Below is an implementation that allows the creation of such hooks and the storing of the activation and the gradient.

class FwdHook():
    def __init__(self, m):
        self.hook_handle = m.register_forward_hook(self.hook_func)
    def hook_func(self, m, i, o): self.stored = o.detach().clone()
    def __enter__(self, *args): return self
    def __exit__(self, *args): self.hook_handle.remove()

class BwdHook():
    def __init__(self, m):
        self.hook_handle = m.register_backward_hook(self.hook_func)
    def hook_func(self, m, ig, og): self.stored = og[0].detach().clone()
    def __enter__(self, *args): return self
    def __exit__(self, *args): self.hook_handle.remove()

This implementation is taken from The Fastbook by Jeremy Howard and Sylvain Gugger.
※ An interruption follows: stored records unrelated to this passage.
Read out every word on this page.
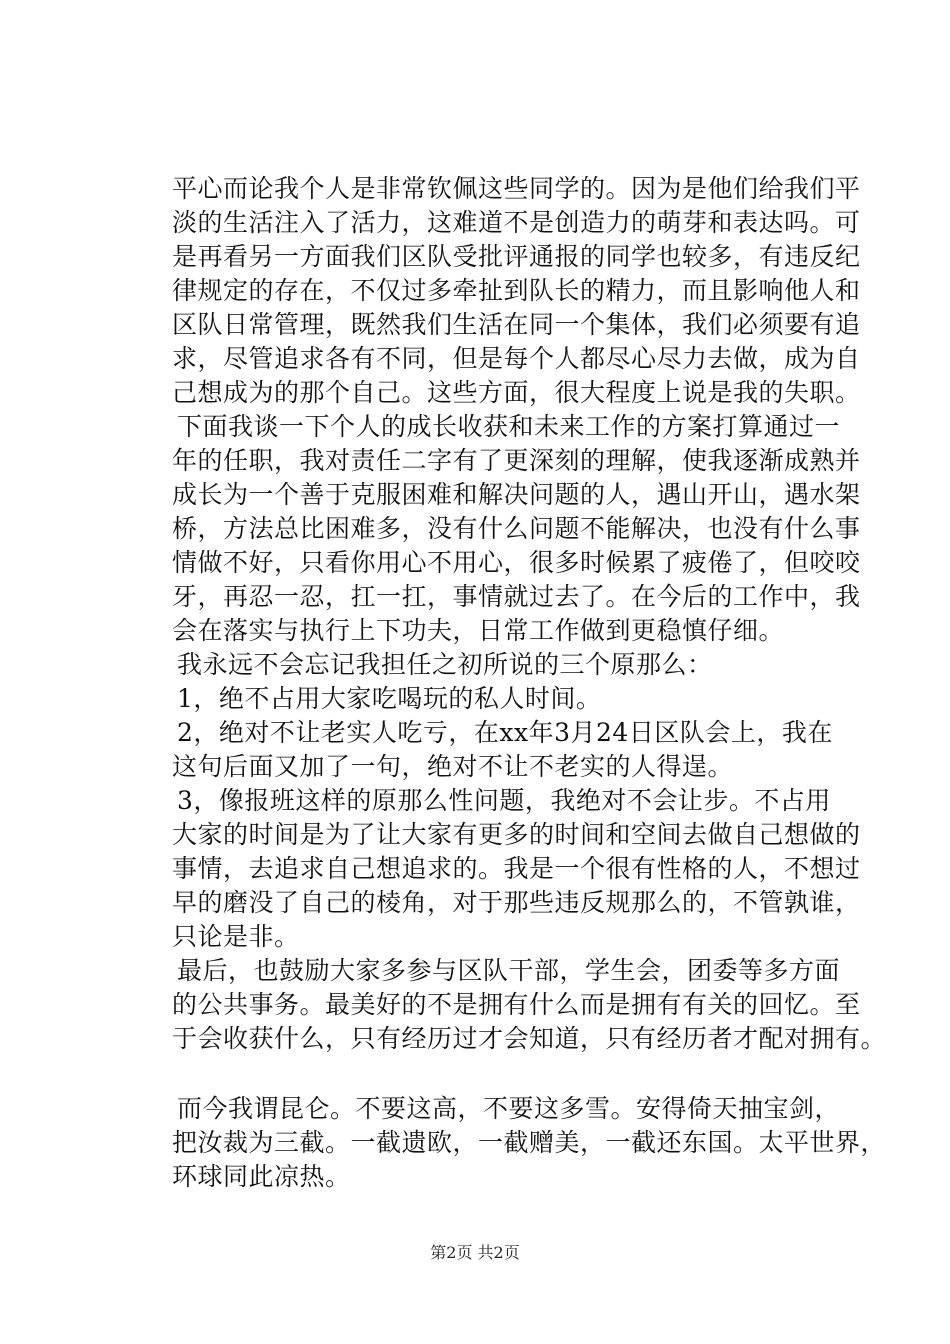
平心而论我个人是非常钦佩这些同学的。因为是他们给我们平
淡的生活注入了活力，这难道不是创造力的萌芽和表达吗。可
是再看另一方面我们区队受批评通报的同学也较多，有违反纪
律规定的存在，不仅过多牵扯到队长的精力，而且影响他人和
区队日常管理，既然我们生活在同一个集体，我们必须要有追
求，尽管追求各有不同，但是每个人都尽心尽力去做，成为自
己想成为的那个自己。这些方面，很大程度上说是我的失职。
下面我谈一下个人的成长收获和未来工作的方案打算通过一
年的任职，我对责任二字有了更深刻的理解，使我逐渐成熟并
成长为一个善于克服困难和解决问题的人，遇山开山，遇水架
桥，方法总比困难多，没有什么问题不能解决，也没有什么事
情做不好，只看你用心不用心，很多时候累了疲倦了，但咬咬
牙，再忍一忍，扛一扛，事情就过去了。在今后的工作中，我
会在落实与执行上下功夫，日常工作做到更稳慎仔细。
我永远不会忘记我担任之初所说的三个原那么：
1，绝不占用大家吃喝玩的私人时间。
2，绝对不让老实人吃亏，在xx年3月24日区队会上，我在
这句后面又加了一句，绝对不让不老实的人得逞。
3，像报班这样的原那么性问题，我绝对不会让步。不占用
大家的时间是为了让大家有更多的时间和空间去做自己想做的
事情，去追求自己想追求的。我是一个很有性格的人，不想过
早的磨没了自己的棱角，对于那些违反规那么的，不管孰谁，
只论是非。
最后，也鼓励大家多参与区队干部，学生会，团委等多方面
的公共事务。最美好的不是拥有什么而是拥有有关的回忆。至
于会收获什么，只有经历过才会知道，只有经历者才配对拥有。
而今我谓昆仑。不要这高，不要这多雪。安得倚天抽宝剑，
把汝裁为三截。一截遗欧，一截赠美，一截还东国。太平世界，
环球同此凉热。
第2页 共2页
FwdHook is used for forward propagation, and BwdHook is used for backward propagation. Central to these are the register_forward_hook and register_backward_hook methods of nn.Module objects. These allow $A_{ij}^k$ and $\frac{\partial{y^c}}{\partial{A_{ij}^k}}$ to be accessed during forward and backward propagation, respectively. FwdHook and BwdHook also allows the accessed activation and gradient to be stored in them (as the stored attribute). They're also context managers (as defined by their __enter__ and __exit__ methods), so will safely disconnect the hooks once the things that are needed have been stored away. FwdHook and BwdHook are all but equal, except that one has forward_hook and the other has backward_hook. One other minor difference is that the gradient on the output activation, og, is a tuple, from which the first element is taken.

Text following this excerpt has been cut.